Like the Green New Deal, which was inspired by the New Deal program designed to lift the U.S. out of the depression of the 1930s, and the fossil fuel divestment movement, which took a page from global struggles in the 1980s and ’90s to stigmatize South Africa’s apartheid regime, a Fossil Fuel Non-Proliferation Treaty looks to the past for ways to address the climate crisis today — a reminder that if we’ve done something like this before, we can again.
Three pillars form the basis of the initiative, borrowed from the 1970 Treaty on the Non-Proliferation of Nuclear Weapons.
The first, non-proliferation, calls for commitments to end the exploration for and expansion of fossil fuel reserves. Slowly, and in an uncoordinated way, this is starting already. In 2017, France banned new oil and gas extraction (existing licences will not last past 2040). In 2018, Belize announced an indefinite moratorium on oil development in its waters.
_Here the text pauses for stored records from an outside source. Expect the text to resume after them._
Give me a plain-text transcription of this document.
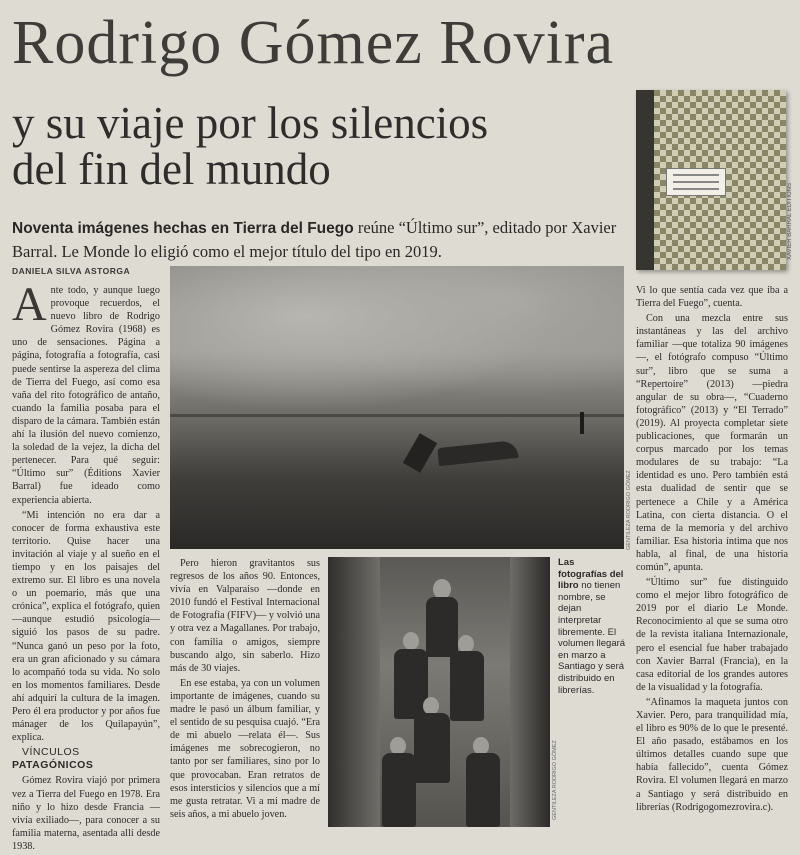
Rodrigo Gómez Rovira
y su viaje por los silencios
del fin del mundo
XAVIER BARRAL EDITIONS
Noventa imágenes hechas en Tierra del Fuego reúne “Último sur”, editado por Xavier Barral. Le Monde lo eligió como el mejor título del tipo en 2019.
DANIELA SILVA ASTORGA

Ante todo, y aunque luego provoque recuerdos, el nuevo libro de Rodrigo Gómez Rovira (1968) es uno de sensaciones. Página a página, fotografía a fotografía, casi puede sentirse la aspereza del clima de Tierra del Fuego, así como esa vaña del rito fotográfico de antaño, cuando la familia posaba para el disparo de la cámara. También están ahí la ilusión del nuevo comienzo, la soledad de la vejez, la dicha del pertenecer. Para qué seguir: “Último sur” (Éditions Xavier Barral) fue ideado como experiencia abierta.

“Mi intención no era dar a conocer de forma exhaustiva este territorio. Quise hacer una invitación al viaje y al sueño en el tiempo y en los paisajes del extremo sur. El libro es una novela o un poemario, más que una crónica”, explica el fotógrafo, quien —aunque estudió psicología— siguió los pasos de su padre. “Nunca ganó un peso por la foto, era un gran aficionado y su cámara lo acompañó toda su vida. No solo en los momentos familiares. Desde ahí adquirí la cultura de la imagen. Pero él era productor y por años fue mánager de los Quilapayún”, explica.

VÍNCULOS PATAGÓNICOS

Gómez Rovira viajó por primera vez a Tierra del Fuego en 1978. Era niño y lo hizo desde Francia —vivía exiliado—, para conocer a su familia materna, asentada allí desde 1938.

GENTILEZA RODRIGO GÓMEZ

Pero hieron gravitantos sus regresos de los años 90. Entonces, vivía en Valparaíso —donde en 2010 fundó el Festival Internacional de Fotografía (FIFV)— y volvió una y otra vez a Magallanes. Por trabajo, con familia o amigos, siempre buscando algo, sin saberlo. Hizo más de 30 viajes.

En ese estaba, ya con un volumen importante de imágenes, cuando su madre le pasó un álbum familiar, y el sentido de su pesquisa cuajó. “Era de mi abuelo —relata él—. Sus imágenes me sobrecogieron, no tanto por ser familiares, sino por lo que provocaban. Eran retratos de esos intersticios y silencios que a mí me gusta retratar. Vi a mi madre de seis años, a mi abuelo joven.	GENTILEZA RODRIGO GÓMEZ
Las fotografías del libro no tienen nombre, se dejan interpretar libremente. El volumen llegará en marzo a Santiago y será distribuido en librerías.

Vi lo que sentía cada vez que iba a Tierra del Fuego”, cuenta.

Con una mezcla entre sus instantáneas y las del archivo familiar —que totaliza 90 imágenes—, el fotógrafo compuso “Último sur”, libro que se suma a “Repertoire” (2013) —piedra angular de su obra—, “Cuaderno fotográfico” (2013) y “El Terrado” (2019). Al proyecta completar siete publicaciones, que formarán un corpus marcado por los temas modulares de su trabajo: “La identidad es uno. Pero también está esta dualidad de sentir que se pertenece a Chile y a América Latina, con cierta distancia. O el tema de la memoria y del archivo familiar. Esa historia íntima que nos habla, al final, de una historia común”, apunta.

“Último sur” fue distinguido como el mejor libro fotográfico de 2019 por el diario Le Monde. Reconocimiento al que se suma otro de la revista italiana Internazionale, pero el esencial fue haber trabajado con Xavier Barral (Francia), en la casa editorial de los grandes autores de la visualidad y la fotografía.

“Afinamos la maqueta juntos con Xavier. Pero, para tranquilidad mía, el libro es 90% de lo que le presenté. El año pasado, estábamos en los últimos detalles cuando supe que había fallecido”, cuenta Gómez Rovira. El volumen llegará en marzo a Santiago y será distribuido en librerías (Rodrigogomezrovira.c).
In 2018, New Zealand stopped issuing new offshore oil and gas exploration permits (existing licences are good until 2030). Ireland banned new licences for offshore oil exploration in 2019 and its new government coalition has proposed doing the same for gas. In May of this year, Spain produced a draft bill that, if it passes, would bring an immediate halt to new exploration for oil and gas (existing licences would end by 2042).
The second pillar, global disarmament, demands the planned phase-out of existing fossil fuel projects in line with the 1.5 C warming target. It follows from the recognition that oil and gas reserves currently in development already contain more than enough carbon to exceed that target.
Finally, a peaceful transition refers to rapid adoption of green technologies while protecting workers and promoting economic diversification. It also stresses the need for countries in the Global South to be able to acquire clean energy technologies for their development. That could involve shifting fossil fuel subsidies and any revenues from a prospective global carbon tax to a global transition fund.
In her remarks to the Vancouver city councillors, Berman said she’s hoping that dozens of cities will join by the end of November.
It will be interesting to see how the Fossil Fuel Non-Proliferation Treaty initiative grows. Taking it from concept to global reality is going to require buy-in and organizing from activists, academics, politicians, and more. But, like divestment, school strikes, and climate-emergency declaration campaigns, it could be an opportunity for widespread engagement and education on the crisis, a new addition to the movement toolkit to show fossil fuels for the threat they really are.
Just before the city council vote, youth organizer Naia Lee of Vancouver-based Sustainabiliteens gave a sense of what’s at stake:
Here in B.C., climate change … is tearing through wide swathes of our province and creeping on us through the air outside of our windows as we speak. … Unless we take immediate, collective, and decisive action to stop burning fossil fuels, this smoke-filled chaos will become our new reality. … People are being hurt right now by this system that constantly emits greenhouse gases and worsens existing injustices. Not only this, but people will continue to be hurt, far into the future, each second that we burn more fossil fuels — disproportionately people in places far from here including those from generations who can’t yet advocate for themselves.
Vancouver City Council’s endorsement is an important first step in taking that immediate, collective, and decisive action. The question now is, who’s next?